Salman Fazal, MD: I do have a discussion with them about the fact that it is a rare disease, and that’s always something we need to talk with the patients about. I personally think the patient should be treated at centers that have some experience using these treatment options and using these agents. That’s a very important point, especially when we are assessing newly diagnosed patients. It is an aggressive malignancy and there is lack of second- or third-line options, and that’s something I talk with the patients about earlier on, and about whether I would refer them for a clinical trial at that point. Those are the things that I bring up talking with patients.
As we’ll talk about, it is a different time that we’re dealing with right now. There is COVID-19 [coronavirus disease 2019] and complications related to that, so we are worried about patients who can develop COVID-19. Usually we are worried about patients with hematologic malignancies and developing infections.
Gary Schiller, MD: I counsel patients that they need to show up. It’s hard to do telemedicine with a rare disease. You do need to look at the skin. We can’t do that through telemedicine very well. They’re going to be coming in for outpatient therapy. It’s an intravenous drug after all, so it has to be given in an infusion center. I have no experience with its administration in the home. I don’t even know if it can be dispensed that way. Again, you need to check blood counts, and you need to check albumin. There’s no way around this. COVID yes or COVID no, they’re going to have to come into the clinic and see a person. Because they keep getting cycles, and there is no end to it as long as patients respond, at least at the time of administration they can have a medical evaluation. They may not need to have an in-person evaluation midcycle. You could always get counts through home care or through a local laboratory that might be less busy than coming into a busy oncology clinic. But on the first day of the cycle, that’s the time when I see these patients.
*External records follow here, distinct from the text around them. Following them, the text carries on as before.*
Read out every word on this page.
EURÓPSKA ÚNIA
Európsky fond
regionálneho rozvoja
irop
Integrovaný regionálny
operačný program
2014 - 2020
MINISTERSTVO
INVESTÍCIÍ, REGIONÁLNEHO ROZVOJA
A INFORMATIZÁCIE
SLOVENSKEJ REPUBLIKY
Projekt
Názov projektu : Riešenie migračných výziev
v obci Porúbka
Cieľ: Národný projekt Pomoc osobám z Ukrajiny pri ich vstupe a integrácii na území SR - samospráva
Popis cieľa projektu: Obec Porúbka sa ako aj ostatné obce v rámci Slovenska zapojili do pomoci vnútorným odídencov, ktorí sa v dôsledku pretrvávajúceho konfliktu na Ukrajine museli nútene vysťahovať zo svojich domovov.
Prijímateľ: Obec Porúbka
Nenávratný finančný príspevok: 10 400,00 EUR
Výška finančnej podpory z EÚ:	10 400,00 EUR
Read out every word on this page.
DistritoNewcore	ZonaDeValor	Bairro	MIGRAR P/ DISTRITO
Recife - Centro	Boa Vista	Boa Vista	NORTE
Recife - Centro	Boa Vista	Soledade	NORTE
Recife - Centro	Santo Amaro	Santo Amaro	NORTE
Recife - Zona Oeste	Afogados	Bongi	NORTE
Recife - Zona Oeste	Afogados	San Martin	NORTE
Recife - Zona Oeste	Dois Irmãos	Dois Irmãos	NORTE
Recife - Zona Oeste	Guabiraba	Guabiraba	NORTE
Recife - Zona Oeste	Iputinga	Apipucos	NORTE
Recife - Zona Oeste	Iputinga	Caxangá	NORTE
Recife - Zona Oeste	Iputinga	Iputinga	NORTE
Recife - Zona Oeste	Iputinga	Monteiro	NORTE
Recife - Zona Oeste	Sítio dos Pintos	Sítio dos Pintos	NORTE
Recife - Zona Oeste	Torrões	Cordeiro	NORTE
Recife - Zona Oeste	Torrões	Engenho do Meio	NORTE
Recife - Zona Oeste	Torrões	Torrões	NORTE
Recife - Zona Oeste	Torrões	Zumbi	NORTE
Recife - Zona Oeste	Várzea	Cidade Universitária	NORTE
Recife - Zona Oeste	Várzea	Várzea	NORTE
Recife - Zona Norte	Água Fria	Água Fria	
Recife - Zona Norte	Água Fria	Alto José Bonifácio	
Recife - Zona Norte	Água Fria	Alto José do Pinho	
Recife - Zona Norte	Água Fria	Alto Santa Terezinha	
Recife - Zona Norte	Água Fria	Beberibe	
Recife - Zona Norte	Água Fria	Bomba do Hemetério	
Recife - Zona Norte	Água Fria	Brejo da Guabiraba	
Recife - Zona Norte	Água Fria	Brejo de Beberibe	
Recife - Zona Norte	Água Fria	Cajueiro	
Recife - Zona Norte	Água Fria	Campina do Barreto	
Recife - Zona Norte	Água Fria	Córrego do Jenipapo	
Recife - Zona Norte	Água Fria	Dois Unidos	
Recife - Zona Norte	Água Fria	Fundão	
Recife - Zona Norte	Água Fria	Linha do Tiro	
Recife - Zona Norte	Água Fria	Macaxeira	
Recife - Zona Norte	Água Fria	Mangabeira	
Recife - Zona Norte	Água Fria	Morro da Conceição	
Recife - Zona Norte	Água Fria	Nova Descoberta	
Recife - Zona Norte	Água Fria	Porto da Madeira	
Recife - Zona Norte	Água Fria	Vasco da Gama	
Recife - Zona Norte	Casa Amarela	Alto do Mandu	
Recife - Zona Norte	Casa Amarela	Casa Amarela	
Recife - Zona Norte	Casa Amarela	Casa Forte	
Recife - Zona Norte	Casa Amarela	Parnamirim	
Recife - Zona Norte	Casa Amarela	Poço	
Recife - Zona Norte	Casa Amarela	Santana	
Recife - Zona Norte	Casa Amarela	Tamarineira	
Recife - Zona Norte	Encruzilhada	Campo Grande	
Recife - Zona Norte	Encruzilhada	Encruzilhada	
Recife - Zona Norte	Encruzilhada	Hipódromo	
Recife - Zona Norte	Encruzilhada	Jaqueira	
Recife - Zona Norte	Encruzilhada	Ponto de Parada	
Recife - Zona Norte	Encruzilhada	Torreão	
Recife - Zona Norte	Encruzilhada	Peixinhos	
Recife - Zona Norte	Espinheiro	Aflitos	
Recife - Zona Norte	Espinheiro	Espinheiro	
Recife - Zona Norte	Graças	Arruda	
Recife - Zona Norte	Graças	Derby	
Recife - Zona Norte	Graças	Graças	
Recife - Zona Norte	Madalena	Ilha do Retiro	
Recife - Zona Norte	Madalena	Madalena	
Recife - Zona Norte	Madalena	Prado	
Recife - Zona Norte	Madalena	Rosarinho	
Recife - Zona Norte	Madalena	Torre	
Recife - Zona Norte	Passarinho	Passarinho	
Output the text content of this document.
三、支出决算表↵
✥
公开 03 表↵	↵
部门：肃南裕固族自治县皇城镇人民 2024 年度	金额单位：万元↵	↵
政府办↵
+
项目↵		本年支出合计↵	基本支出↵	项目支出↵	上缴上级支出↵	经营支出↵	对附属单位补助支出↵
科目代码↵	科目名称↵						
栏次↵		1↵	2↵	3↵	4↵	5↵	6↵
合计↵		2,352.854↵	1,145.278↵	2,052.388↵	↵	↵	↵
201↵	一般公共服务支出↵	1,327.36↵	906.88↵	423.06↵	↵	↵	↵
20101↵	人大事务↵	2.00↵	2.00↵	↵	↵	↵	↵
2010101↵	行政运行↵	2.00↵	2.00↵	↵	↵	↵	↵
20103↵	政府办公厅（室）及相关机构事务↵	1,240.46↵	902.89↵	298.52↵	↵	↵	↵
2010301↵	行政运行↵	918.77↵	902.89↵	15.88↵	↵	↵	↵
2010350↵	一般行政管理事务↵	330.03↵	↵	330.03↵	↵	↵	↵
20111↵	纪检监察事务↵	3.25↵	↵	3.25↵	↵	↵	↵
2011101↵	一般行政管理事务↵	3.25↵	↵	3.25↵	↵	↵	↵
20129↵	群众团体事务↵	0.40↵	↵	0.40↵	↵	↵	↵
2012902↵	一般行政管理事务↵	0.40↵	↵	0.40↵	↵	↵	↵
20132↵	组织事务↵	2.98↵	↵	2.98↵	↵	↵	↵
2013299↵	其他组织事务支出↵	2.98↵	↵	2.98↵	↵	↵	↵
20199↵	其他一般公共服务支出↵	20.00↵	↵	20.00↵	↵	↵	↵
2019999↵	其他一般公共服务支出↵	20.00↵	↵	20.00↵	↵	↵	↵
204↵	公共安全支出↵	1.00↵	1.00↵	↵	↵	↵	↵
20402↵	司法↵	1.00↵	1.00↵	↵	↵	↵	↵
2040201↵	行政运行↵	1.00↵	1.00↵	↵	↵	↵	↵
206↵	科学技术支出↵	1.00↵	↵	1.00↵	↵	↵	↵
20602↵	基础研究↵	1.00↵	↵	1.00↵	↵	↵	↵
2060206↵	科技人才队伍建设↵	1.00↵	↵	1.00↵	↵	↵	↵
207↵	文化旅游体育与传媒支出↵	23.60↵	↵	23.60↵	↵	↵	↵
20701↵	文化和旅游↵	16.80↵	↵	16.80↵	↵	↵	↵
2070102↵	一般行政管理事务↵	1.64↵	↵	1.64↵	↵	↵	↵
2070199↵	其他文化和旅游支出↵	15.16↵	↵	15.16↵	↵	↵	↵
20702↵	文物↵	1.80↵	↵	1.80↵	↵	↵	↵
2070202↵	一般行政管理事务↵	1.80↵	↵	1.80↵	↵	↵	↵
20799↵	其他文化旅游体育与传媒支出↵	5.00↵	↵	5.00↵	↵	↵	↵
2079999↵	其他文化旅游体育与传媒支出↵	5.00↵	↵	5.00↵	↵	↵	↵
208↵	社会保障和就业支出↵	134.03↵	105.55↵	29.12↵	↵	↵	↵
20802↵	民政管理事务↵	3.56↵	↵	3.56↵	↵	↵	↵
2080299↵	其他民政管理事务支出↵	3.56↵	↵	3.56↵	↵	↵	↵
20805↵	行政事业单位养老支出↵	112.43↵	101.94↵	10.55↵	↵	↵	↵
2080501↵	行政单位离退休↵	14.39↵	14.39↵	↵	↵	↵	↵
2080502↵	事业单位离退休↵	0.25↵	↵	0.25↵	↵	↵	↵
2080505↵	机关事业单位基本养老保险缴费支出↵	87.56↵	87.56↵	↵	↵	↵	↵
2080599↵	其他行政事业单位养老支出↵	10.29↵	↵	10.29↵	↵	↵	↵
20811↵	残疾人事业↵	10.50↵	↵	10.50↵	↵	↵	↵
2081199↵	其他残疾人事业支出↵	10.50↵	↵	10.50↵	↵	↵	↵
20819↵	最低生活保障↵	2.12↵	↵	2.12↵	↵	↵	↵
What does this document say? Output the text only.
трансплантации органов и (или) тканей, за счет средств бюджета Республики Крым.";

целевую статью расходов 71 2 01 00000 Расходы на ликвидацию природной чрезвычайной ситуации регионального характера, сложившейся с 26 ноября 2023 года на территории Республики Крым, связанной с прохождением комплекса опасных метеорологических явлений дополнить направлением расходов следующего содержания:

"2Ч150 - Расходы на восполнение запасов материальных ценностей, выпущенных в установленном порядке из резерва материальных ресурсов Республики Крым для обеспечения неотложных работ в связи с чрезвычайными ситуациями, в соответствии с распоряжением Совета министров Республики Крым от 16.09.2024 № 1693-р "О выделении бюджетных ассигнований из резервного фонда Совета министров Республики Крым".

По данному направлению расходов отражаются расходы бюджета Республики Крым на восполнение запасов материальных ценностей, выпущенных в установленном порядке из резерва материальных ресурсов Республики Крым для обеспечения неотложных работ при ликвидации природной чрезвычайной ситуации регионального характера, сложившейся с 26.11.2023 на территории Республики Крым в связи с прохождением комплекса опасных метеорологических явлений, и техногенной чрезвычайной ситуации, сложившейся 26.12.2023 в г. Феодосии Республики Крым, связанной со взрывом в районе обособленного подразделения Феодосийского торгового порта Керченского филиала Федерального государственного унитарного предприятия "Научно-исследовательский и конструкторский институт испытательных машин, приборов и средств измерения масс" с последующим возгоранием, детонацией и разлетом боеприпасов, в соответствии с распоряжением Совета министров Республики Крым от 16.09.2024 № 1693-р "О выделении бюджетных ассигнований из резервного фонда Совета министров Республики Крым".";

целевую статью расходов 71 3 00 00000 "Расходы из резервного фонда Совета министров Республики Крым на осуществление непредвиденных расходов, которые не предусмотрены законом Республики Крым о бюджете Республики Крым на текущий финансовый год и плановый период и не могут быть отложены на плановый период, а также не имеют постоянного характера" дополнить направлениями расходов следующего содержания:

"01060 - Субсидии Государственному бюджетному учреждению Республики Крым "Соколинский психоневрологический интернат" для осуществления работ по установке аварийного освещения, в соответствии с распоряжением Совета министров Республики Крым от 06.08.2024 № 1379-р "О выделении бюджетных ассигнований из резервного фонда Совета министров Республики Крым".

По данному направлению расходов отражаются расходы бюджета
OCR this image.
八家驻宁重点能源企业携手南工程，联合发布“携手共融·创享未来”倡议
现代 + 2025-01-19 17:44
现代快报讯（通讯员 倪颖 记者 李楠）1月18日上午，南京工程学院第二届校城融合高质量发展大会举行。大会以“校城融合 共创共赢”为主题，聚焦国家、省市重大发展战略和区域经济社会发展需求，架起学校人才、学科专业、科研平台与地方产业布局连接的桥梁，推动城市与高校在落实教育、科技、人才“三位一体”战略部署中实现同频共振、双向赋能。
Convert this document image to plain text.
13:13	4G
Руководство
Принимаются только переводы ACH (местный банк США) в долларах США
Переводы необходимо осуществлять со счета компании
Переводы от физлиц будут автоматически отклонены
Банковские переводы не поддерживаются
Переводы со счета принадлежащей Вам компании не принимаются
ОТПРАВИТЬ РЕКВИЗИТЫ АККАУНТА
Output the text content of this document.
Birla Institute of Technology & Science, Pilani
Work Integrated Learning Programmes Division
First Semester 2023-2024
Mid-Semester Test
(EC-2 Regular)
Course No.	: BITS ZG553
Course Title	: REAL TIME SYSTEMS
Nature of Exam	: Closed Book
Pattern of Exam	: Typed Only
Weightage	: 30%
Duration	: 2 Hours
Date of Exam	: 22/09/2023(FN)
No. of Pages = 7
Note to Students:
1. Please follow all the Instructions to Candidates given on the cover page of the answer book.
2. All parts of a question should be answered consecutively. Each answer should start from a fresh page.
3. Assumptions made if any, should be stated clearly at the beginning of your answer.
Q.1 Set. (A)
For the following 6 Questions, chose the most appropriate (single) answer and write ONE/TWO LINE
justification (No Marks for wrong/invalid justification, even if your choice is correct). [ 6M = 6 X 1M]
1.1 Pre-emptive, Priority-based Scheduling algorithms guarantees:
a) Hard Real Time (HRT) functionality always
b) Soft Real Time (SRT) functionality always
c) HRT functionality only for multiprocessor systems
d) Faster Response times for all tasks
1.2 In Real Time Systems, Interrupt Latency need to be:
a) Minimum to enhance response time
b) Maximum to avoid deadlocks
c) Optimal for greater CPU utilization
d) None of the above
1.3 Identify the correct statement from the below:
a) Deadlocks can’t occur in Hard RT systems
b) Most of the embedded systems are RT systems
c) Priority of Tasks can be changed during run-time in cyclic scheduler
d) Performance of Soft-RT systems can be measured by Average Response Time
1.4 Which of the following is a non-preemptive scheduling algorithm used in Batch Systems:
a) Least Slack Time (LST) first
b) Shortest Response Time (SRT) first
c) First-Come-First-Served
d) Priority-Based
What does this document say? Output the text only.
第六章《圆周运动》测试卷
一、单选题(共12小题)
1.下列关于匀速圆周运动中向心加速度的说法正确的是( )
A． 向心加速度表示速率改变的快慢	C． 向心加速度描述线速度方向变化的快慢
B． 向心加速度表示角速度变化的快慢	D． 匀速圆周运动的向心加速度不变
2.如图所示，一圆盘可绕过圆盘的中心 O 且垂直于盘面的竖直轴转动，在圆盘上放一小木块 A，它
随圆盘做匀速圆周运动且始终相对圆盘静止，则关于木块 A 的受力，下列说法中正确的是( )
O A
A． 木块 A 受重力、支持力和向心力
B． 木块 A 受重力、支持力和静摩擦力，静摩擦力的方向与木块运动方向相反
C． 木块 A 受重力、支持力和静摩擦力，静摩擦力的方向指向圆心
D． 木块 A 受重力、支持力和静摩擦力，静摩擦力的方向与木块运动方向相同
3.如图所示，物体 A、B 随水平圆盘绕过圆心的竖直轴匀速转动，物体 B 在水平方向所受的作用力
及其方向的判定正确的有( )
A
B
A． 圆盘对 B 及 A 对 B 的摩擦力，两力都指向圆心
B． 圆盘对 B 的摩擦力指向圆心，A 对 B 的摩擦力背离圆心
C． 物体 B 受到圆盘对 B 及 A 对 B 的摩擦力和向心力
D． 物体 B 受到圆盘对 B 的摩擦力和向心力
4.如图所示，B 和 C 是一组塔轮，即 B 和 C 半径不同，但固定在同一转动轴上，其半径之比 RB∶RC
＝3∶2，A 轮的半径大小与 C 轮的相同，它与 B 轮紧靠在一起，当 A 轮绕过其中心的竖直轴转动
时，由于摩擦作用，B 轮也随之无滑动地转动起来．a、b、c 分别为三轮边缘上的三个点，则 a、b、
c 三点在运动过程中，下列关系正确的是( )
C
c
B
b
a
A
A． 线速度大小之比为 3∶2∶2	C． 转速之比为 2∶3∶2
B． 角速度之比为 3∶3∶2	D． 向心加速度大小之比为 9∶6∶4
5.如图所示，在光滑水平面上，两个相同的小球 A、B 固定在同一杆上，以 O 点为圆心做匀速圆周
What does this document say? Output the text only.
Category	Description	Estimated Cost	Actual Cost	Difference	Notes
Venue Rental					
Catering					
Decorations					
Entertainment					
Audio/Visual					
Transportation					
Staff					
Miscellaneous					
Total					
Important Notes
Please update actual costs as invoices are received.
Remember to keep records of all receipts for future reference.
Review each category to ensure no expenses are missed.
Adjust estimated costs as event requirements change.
Salman Fazal, MD: The first cycle is inpatient, so that helps in terms of COVID-19 because you’re admitting the patients. The outpatient administration is going to be challenging. You bring up a very important point, that once the patients are in remission and they are getting tagraxofusp on a maintenance schedule, I frequently get asked questions about whether they can stop it for a time period. As you can imagine, because this is an aggressive malignancy and we don’t have good second- or third-line options, I usually tell the patient that I would not stop the therapy, especially given that they’re working. There’s no reason in that circumstance to stop therapy and let the disease progress, and then you have a different problem in your hand.
Gary Schiller, MD: I agree. They continue to use drug until progression, at which time you either look for an alternative investigational agent or you can go to some acute leukemia–based regimen such as an ALL [acute lymphoblastic leukemia]–based regimen. Any other points to share?
Salman Fazal, MD: There are, of course, newer agents being evaluated in clinical trials. They’re all looking at the fact that the CD123 is highly expressed on this tumor, and there are at least 2 promising drugs that are in clinical trial. One is an antibody-drug conjugate, IMGN632, which is using an alkylating agent as a payload and could be used to target this disease. It’s enrolling patients right now. There is a bispecific targeting CD123 as well, and that is still promising. Our initial intuition was that patients who progress with tagraxofusp do not lose the expression of CD123, which allows us to target CD123 with these 2 options. That’s unique about this disease mechanism of resistance to tagraxofusp, in contrast with B-cell malignancies. When we use CD19 and CD22 therapies, the expression of CD19 or CD22 is altered. This allows us to enroll these patients in those clinical trials, and I remain cautiously optimistic about the outcome of those trials.
Gary Schiller, MD: Great. I appreciate your insights and both of our experiences with tagraxofusp and with BPDCN [blastic plasmacytoid dendritic cell neoplasm].
Salman Fazal, MD: Thank you. I thoroughly appreciate your insight as well.